Splendid beds such as Catherine’s were common, of course, in royal residences, but what about those for a kind in the homes of prominent and noble courtiers? When the royal summer tour took place (essential, at one time, for physically keeping the peace, but later more of a public relations stunt), aristocrats hoped for the honour of a visit. The well-advised courtier would ensure that his house had a special ‘state’ bedchamber intended purely for royal occupation, equipped with a state bed. No mere place to lay the regal head, this was a statement about the wealth, reliability and generosity of the owner.
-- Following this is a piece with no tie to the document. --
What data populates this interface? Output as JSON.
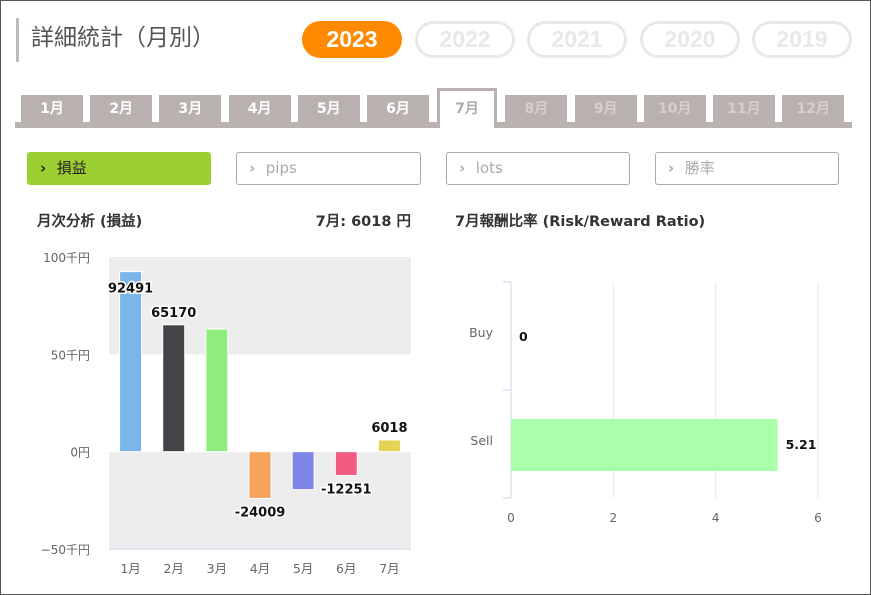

Who but the very solidly rich could afford to tie up so much liquidity in the form of an amazing bed that was hardly ever used?  The surviving beds themselves, chiefly from the eighteenth century, form a mini-history of British design, going through Baroque, Rococo, Neo-Classical and Regency.  All have in common the use of sumptuous materials.
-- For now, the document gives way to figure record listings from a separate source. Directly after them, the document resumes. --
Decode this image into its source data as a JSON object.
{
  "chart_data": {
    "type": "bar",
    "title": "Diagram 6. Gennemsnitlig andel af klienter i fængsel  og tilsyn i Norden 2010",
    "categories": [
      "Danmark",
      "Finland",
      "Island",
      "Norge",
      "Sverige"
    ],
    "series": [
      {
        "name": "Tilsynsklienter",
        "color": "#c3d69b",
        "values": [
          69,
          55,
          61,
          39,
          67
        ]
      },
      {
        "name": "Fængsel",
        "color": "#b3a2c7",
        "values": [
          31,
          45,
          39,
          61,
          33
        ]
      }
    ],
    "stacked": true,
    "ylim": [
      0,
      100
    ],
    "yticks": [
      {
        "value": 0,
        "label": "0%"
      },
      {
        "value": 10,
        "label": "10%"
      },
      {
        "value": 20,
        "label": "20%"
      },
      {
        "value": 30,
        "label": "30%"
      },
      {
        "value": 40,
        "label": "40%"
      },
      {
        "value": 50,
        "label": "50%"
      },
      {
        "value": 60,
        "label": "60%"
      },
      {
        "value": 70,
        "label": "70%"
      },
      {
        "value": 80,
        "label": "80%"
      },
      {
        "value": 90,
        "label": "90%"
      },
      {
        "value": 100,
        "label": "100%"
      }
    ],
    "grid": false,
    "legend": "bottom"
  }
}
Sometimes, though, a nobleman was wasting his time and money by investing in a state bed.  The king might never have actually showed up – as happened to Lord Scarsdale, of Kedleston Hall, Derbyshire. Sir Harry Featherstonhaugh of Uppark fell out with his sovereign over a game of cards, and his royal visits abruptly ceased.  Sir Henry Harpur and his wife (Calke Abbey) simply didn’t get round to unpacking their wonderful bed of 1734.  It was discovered untouched in its original packing crates and erected for the first time in 1985. If you visit, look out for the real peacock feathers, tightly rolled, used in the embroidery for the knots of tree trunks and the markings of butterfly wings.

With the decline in the powers of Britain’s monarchy, there’s also been a decline in the splendour and stateliness of royal beds.  No longer was the bed treated with the reverence of, say, Henry VIII’s, who famously slept upon eight mattresses, rolled upon daily by his bed-makers to ensure that assassins had hidden no dangerous daggers inside.  When the bed was made, his servants had to make the sign of the Cross over it, kiss the places where they’d touched it, and sprinkle it with holy water.

In contrast, if you visit the Royal Yacht Britannia, now moored in Edinburgh, you’ll see that our present Queen spent many a night touring her realm … in a very narrow and Spartan single.  The age of the state bed is definitively over, but visit some of the grand houses in Trust care and you’ll glean a glimpse of the sheer extravagance of past royal bedtimes.

4 thoughts on “A re-post, on royal bedrooms of the past…

  1. Nick van V.

    Wonderful show last night, a real treat for those of us on this side of the water. Thanks, Dr. Worsley!

  2. Jim Chapman

    Dear Dr. Lucy Worsley,

    At last, one of your programs finally aired on our PBS television network in America. A very informative and entertaining program! You look lovely in red, by the way. I applaud your devoted “undercover” work in making this production possible.

    Your admirer in North Carolina

  3. Brian Hapeman

    The only thing better than reading history is seeing it presented by the delightful Dr. Worsley. The gleam in her eyes is the sign that the enthusiastic presentation is heartfelt.

  4. Karen Lett

    I had a great time watching this on my local PBS channel WNTP Nashville. It would be lovely to see more “Tales From the Royal…” episodes. Maybe Kitchens, (With)Drawing Room, Gardens, etc. Yes!